Now, lets look at a better scenario. Recall when we looked at Term to 100 I mentioned that they’re mostly unavailable in Canada. Term to 100 insurance costs in Universal Life however is still available. So what if you purchased a universal life insurance policy with Term 100 insurance costs and then paid the minimum required premium each year with $0 going into investments? You end up with a policy with level guaranteed premiums for life,and no investments – which is a term to 100. You effectively have a Term to 100 policy with optional investments that you’re not using.

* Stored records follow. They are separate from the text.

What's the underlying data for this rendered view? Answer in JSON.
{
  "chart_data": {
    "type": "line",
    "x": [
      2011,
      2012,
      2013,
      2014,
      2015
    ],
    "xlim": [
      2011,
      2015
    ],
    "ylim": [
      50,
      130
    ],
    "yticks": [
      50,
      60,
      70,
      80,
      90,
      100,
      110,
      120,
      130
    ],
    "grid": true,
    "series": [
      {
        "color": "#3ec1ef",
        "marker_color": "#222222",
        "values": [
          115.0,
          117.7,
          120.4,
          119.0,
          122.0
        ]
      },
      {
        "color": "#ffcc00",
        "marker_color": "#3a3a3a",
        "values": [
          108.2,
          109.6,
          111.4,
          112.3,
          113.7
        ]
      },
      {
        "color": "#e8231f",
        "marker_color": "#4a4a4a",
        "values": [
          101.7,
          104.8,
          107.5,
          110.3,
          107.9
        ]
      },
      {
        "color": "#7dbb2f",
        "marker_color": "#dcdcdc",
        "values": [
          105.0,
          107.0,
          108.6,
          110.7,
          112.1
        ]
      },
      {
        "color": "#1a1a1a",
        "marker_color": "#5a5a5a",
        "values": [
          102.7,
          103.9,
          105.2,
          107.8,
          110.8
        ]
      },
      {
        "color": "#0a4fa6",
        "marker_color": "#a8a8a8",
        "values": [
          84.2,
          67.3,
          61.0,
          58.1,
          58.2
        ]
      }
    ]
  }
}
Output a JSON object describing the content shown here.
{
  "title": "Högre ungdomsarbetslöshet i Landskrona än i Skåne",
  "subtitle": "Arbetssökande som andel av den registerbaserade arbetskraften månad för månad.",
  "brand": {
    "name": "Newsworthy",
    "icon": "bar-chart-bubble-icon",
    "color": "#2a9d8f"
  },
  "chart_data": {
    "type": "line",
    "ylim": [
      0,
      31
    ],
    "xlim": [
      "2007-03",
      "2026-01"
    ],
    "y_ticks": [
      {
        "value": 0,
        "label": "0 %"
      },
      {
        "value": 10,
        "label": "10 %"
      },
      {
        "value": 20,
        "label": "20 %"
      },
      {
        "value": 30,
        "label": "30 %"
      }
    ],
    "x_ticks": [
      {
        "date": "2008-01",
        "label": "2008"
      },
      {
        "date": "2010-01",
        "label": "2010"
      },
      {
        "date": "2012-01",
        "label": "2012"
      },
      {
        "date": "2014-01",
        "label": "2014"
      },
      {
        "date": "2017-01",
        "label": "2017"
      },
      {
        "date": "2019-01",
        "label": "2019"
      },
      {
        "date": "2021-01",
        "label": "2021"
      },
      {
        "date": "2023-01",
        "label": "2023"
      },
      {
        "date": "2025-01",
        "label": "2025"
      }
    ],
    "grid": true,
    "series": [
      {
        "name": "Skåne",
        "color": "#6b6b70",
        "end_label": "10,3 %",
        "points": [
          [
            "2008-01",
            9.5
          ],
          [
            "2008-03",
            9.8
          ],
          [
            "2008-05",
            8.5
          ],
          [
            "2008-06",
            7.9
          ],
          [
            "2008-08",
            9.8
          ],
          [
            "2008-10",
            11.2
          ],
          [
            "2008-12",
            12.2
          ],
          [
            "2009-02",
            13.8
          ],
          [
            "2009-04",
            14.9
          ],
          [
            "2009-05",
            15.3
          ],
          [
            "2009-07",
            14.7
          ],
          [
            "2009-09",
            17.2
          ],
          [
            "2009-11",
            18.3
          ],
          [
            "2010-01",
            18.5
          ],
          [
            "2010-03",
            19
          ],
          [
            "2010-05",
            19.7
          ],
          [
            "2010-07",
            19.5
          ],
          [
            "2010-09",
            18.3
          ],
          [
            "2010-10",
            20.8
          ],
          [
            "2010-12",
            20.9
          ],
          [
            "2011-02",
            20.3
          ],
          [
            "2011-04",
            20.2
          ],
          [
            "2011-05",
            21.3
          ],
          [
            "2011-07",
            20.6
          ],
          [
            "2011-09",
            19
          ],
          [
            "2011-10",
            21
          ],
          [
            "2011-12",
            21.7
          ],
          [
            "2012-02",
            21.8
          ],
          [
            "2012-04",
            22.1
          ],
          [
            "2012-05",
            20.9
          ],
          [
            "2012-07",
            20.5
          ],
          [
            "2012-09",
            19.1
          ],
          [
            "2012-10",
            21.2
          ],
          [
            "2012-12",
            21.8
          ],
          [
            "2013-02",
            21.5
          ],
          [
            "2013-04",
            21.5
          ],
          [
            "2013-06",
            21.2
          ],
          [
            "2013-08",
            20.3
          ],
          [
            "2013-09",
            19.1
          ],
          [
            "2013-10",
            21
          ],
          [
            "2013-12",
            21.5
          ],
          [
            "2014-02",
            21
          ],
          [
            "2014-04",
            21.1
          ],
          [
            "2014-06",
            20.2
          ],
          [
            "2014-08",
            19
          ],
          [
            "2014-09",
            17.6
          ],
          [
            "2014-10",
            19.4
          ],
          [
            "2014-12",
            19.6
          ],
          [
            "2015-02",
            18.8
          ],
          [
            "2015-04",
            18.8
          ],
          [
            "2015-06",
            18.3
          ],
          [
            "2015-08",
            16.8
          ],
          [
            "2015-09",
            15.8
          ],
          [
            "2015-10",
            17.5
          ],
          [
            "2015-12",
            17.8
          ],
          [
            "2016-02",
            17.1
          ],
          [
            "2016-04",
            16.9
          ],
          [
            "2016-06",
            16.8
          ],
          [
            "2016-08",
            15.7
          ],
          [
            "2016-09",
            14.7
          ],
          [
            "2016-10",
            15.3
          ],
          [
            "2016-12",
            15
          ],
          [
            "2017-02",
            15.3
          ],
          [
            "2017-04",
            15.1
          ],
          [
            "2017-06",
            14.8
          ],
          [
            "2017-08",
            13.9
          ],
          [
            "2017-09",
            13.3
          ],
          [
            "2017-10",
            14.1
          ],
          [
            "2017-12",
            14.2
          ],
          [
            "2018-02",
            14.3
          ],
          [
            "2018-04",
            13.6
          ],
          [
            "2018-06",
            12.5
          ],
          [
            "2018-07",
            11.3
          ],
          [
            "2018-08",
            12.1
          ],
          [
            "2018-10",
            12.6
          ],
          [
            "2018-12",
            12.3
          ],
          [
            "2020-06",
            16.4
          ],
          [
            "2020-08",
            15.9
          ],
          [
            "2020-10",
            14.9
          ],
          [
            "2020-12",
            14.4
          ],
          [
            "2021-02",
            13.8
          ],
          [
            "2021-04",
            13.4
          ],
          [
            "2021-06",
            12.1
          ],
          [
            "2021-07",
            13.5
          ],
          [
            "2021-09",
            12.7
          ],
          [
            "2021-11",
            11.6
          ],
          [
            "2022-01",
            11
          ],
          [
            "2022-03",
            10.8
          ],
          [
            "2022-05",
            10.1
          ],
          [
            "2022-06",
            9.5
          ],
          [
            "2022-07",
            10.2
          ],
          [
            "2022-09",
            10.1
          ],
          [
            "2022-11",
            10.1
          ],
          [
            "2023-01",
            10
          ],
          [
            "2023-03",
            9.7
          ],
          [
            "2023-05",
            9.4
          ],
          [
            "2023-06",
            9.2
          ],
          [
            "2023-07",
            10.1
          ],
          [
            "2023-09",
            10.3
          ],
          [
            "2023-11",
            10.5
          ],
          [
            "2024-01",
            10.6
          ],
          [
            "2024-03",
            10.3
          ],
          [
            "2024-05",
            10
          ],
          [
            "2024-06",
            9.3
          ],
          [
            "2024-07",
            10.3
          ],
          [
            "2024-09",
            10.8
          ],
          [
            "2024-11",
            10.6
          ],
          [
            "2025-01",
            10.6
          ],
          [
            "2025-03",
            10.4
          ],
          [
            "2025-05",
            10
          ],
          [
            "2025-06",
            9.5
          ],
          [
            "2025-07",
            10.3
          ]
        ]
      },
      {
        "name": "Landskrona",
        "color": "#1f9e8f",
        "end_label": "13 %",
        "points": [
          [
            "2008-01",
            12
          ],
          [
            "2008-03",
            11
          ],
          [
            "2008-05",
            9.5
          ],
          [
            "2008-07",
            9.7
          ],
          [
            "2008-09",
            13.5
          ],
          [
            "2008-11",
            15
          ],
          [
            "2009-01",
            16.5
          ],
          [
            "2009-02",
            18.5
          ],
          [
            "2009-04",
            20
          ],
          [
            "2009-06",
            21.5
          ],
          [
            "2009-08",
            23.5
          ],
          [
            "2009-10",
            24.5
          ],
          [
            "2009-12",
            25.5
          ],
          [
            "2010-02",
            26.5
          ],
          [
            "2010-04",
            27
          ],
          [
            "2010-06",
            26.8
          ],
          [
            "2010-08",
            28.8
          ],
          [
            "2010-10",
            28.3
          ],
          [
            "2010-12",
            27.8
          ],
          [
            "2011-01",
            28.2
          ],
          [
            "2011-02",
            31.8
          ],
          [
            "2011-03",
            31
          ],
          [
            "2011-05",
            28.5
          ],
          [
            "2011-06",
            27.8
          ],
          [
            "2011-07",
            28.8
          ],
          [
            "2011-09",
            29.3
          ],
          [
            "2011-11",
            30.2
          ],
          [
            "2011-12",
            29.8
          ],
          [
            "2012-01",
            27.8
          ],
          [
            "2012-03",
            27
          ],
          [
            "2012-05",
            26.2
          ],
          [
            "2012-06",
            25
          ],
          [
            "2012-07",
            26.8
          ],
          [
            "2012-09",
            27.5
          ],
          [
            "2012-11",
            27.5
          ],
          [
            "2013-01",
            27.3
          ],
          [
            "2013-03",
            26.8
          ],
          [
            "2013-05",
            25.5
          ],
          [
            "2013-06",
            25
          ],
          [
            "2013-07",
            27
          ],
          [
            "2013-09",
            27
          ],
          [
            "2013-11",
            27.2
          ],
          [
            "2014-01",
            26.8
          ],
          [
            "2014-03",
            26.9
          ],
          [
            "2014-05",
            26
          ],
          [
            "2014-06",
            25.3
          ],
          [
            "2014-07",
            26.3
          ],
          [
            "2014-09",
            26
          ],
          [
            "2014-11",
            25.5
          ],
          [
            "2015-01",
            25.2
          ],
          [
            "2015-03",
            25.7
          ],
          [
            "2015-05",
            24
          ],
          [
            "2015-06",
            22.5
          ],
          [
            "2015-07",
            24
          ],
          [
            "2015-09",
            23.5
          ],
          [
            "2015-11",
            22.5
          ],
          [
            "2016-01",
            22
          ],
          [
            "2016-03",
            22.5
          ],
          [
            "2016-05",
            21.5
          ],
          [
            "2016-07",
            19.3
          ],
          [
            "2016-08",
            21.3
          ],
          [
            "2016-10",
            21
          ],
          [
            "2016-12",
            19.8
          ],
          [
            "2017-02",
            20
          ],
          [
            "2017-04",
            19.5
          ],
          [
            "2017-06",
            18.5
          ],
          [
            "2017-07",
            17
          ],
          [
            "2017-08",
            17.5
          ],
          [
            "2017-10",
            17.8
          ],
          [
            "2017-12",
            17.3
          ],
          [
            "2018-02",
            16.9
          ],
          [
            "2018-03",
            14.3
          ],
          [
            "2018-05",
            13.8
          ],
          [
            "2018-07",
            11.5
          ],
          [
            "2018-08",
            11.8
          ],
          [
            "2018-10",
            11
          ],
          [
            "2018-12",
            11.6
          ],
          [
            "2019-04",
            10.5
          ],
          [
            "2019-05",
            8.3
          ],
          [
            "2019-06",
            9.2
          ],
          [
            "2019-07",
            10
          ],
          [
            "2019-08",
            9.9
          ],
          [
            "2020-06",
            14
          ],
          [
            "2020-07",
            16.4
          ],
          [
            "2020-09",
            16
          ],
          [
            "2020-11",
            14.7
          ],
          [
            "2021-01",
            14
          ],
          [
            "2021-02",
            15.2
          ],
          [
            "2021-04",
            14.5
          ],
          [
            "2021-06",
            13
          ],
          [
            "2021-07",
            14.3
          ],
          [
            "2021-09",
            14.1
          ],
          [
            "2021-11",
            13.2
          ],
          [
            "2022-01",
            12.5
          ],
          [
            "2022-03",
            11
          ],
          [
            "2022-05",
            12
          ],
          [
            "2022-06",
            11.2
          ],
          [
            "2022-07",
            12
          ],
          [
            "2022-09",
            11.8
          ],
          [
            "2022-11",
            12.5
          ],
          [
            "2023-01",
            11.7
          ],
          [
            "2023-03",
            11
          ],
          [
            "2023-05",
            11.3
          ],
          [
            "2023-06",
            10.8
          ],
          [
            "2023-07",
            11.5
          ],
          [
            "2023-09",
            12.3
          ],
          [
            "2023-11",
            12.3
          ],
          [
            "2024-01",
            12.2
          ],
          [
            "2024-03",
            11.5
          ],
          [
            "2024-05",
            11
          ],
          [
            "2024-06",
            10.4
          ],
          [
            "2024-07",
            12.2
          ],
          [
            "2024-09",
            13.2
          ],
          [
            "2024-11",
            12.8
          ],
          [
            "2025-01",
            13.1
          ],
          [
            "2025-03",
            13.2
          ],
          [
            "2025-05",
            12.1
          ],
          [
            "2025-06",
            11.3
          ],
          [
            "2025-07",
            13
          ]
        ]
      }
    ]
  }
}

Using Universal Life as a Term to 100 by choosing Term 100 insurance costs and paying minimum premiums (no money into investments) is a reasonable and inexpensive way to get permanent life insurance. Most other combinations of insurance costs, investments, and premiums are not guaranteed and should be avoided by most Canadians. A further comment, I wanted permanent life insurance and this is exactly how I solved that – I purchased a universal life insurance policy with Term 100 insurance costs, I pay the guaranteed minimum premium each year. My investment statement from the policy shows a balance of 10 cents. It’s basically pure, lifetime life insurance with level premiums for life.